As I-40 wore on, I arrived at one of the most spectacular moments of my trip; the sun setting on the mountains and desert of SoCal painted a landscape too beautiful to not be fictional, not be the artist's skewed and embellished interpretation. I took photos and marveled. Route 40 had been nothing but kind to me from the moment I got on. I chased down the sun, and it seemed to hesitate, delighted by my desperate onslaught, my yearning to remain in light just a bit longer. But as promised, it ducked behind the horizon and left me yet again to the dark. I worried about my bearings, but checked a map and was comforted once more.

I pulled off for gas just before Barstow, where the only light came from the stars and the single gas station. I admired the stars, the brightest I'd seen on my entire trip. I was mere miles from I-15, the home-stretch.

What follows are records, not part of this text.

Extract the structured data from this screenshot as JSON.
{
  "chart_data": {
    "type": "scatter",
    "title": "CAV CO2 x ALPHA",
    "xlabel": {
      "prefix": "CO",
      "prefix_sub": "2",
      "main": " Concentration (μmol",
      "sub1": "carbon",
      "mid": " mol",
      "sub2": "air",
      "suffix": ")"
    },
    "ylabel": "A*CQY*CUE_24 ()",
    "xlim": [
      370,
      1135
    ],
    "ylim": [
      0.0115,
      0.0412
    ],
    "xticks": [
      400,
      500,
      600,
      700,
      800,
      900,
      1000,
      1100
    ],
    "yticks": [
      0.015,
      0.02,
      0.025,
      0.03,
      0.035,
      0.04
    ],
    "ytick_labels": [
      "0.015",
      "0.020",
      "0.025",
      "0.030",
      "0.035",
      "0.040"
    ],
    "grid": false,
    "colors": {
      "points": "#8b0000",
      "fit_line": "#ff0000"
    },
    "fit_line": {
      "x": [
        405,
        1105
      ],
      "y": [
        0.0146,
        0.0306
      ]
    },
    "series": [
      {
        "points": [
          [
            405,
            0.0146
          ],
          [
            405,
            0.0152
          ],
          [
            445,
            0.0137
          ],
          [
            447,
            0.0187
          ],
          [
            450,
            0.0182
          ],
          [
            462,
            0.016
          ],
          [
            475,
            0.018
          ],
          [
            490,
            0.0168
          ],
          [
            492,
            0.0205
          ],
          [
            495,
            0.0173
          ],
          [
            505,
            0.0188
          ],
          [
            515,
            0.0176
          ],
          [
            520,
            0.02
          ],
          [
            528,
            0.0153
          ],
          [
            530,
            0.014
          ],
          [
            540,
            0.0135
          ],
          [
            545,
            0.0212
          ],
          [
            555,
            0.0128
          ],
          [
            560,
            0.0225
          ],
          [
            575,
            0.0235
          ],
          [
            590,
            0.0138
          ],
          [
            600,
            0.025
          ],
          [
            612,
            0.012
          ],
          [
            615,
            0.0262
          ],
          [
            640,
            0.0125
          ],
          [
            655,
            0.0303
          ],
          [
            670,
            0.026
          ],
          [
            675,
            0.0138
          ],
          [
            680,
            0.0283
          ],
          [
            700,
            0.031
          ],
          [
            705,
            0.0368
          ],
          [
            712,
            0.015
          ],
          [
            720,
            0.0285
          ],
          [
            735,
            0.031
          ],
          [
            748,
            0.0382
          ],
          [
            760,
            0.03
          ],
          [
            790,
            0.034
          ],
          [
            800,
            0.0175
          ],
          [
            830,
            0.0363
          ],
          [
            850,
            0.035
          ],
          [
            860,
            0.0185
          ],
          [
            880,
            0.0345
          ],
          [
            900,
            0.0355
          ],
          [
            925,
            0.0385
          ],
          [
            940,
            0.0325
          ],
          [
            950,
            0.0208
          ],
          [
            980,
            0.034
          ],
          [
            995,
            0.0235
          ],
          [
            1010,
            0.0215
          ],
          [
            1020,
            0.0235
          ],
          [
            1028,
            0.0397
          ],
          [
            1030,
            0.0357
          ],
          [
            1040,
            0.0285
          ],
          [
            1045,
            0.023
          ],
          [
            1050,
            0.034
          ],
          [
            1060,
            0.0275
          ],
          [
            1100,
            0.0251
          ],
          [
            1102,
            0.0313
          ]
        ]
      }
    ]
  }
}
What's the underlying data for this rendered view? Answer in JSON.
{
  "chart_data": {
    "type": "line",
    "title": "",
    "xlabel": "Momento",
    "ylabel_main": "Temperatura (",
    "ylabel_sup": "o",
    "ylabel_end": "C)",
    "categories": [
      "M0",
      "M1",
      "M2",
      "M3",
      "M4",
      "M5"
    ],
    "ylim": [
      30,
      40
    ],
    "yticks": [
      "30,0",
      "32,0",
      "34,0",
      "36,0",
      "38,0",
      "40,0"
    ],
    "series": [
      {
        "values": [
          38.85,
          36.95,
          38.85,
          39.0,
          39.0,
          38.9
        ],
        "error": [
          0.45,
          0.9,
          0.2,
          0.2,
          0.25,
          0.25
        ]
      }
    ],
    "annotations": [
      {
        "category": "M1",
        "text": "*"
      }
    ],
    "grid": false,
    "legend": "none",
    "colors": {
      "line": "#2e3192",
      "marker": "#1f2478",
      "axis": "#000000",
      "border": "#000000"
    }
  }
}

Interstate 15 was a battlefield from the moment I got on. Moments before, I was in the quiet of the Californian desert, and the fastest driver on the road. Somehow Barstow had been harboring all of the people of LA, waiting to unleash them when I made the change.

Drivers weaved around me on either side, and it seemed that while going a little faster than the speed limit seemed to quell their advances, it did nothing for my nerves. The road was packed with cars. There was no time for stargazing.

I was no more comfortable as I approached the city limits. But as the basin lay before me, I could see the greater Los Angeles area in stunning, shimmering clarity. The roads, houses, and hills were speckled with pinpoints, as though it were a vast field of electric poppies. I have arrived, I thought. I had arrived, indeed.